Project Shards

Project Shards is a vision for building personal and community AI from the bottom up rather than relying entirely on large centralised artificial intelligence systems owned and controlled by corporations. The core idea is simple but powerful. Instead of sending private data, thoughts, documents and experiences to distant data centres controlled by unknown actors, individuals and communities build small local language models that run on their own machines. These models become trusted intermediaries between people and the wider AI ecosystem.

In this model a person has their own personal shard, a small AI trained partly on general world knowledge and partly on their own chosen corpus of information. Families or small communities may also build a community shard, a shared intelligence trained on their collective knowledge, values and documents. These shards can communicate with each other and also interact with larger frontier AI systems when needed. The important difference is that the local shard becomes a protective and interpretive layer. It decides what information leaves the local environment, how requests are phrased, and how answers are interpreted before they return to the user.

This creates a decentralised AI ecosystem where intelligence grows from individuals and communities outward rather than flowing down from large corporate systems. In practical terms it means a person can run an AI that understands their own thinking style, preferred references, ethical framework and working habits while still being able to consult powerful external models when needed. The result is not isolation from the wider AI world but a new structure of trust where personal and community autonomy remains intact.

Understanding large language models

To understand Project Shards it helps to begin with the structure of modern large language models, commonly called LLMs.

An LLM is a neural network trained to predict the next word or token in a sequence of text. This seemingly simple prediction task allows the model to learn patterns of language, reasoning and knowledge from extremely large datasets. The training data used to build the model is known as its corpus.

A corpus is simply the collection of documents used during training. For example, a foundation model might be trained on a mixture of sources such as Wikipedia, books, academic papers, code repositories and publicly available internet text. The model learns statistical patterns across this enormous body of text and encodes them into numerical parameters.

LLMs typically pass through several stages of development. A base foundation model is the raw pretrained model. It has learned language patterns and general world knowledge but is not yet optimised for conversation. An assistant or chat model is a base model that has been further trained so that it behaves helpfully in dialogue with users. A reasoning model is a model that has undergone additional training to produce stronger logical and analytical responses, often through step by step reasoning processes.

These training stages allow the model to become progressively more capable and aligned with human tasks.

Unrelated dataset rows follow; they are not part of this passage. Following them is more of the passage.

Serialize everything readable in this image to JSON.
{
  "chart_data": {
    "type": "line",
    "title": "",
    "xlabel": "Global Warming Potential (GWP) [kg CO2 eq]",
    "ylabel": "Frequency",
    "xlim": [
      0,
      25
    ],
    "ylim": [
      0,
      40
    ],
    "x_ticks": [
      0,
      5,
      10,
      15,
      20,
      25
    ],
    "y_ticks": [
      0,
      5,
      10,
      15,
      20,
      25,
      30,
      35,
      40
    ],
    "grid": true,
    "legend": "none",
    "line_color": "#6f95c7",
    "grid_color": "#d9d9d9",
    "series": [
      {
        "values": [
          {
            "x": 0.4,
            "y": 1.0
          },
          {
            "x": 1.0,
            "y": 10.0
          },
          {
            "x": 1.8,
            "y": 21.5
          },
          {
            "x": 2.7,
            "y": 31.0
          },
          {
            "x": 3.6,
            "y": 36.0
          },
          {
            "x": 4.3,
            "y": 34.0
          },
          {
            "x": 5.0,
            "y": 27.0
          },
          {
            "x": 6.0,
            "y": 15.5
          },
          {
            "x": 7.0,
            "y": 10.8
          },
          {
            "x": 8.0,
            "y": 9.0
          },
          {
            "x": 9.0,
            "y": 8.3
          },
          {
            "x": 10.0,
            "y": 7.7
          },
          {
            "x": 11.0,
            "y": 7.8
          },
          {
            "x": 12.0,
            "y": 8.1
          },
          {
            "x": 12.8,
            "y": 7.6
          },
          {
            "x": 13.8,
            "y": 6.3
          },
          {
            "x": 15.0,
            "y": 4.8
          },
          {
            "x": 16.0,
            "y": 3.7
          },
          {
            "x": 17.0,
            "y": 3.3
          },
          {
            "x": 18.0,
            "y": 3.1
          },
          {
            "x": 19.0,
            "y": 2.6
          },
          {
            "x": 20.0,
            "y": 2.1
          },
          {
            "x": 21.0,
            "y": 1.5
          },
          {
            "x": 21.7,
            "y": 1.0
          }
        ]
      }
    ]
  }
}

Parameters, capacity and representation

The size of a language model is usually described by the number of parameters it contains. Parameters are the adjustable numerical weights inside the neural network. They determine how the model processes information and makes predictions.

Parameters can be thought of as the capacity of the model’s memory space. They are not knowledge themselves but rather the structure that holds patterns learned from data.

For example a model with seven billion parameters trained on Wikipedia and books may know roughly the same facts as a seventy billion parameter model trained on the same corpus. The difference is that the larger model can represent those facts with greater precision and separate concepts more clearly.

This affects the model’s ability to distinguish meanings. For instance the word Jaguar might refer either to a large cat or to a car brand. Larger models often keep these meanings more clearly separated because they have more representational capacity.

Another architectural concept relevant to Project Shards is the Mixture of Experts (MoE) approach. In an MoE model the network is divided into specialised components called experts. When processing a token only a subset of these experts is activated. This means a model might have hundreds of billions of total parameters but only use a small portion at any moment. The result is improved efficiency without sacrificing capability.

These ideas matter because they show that smaller models can still be powerful when used intelligently.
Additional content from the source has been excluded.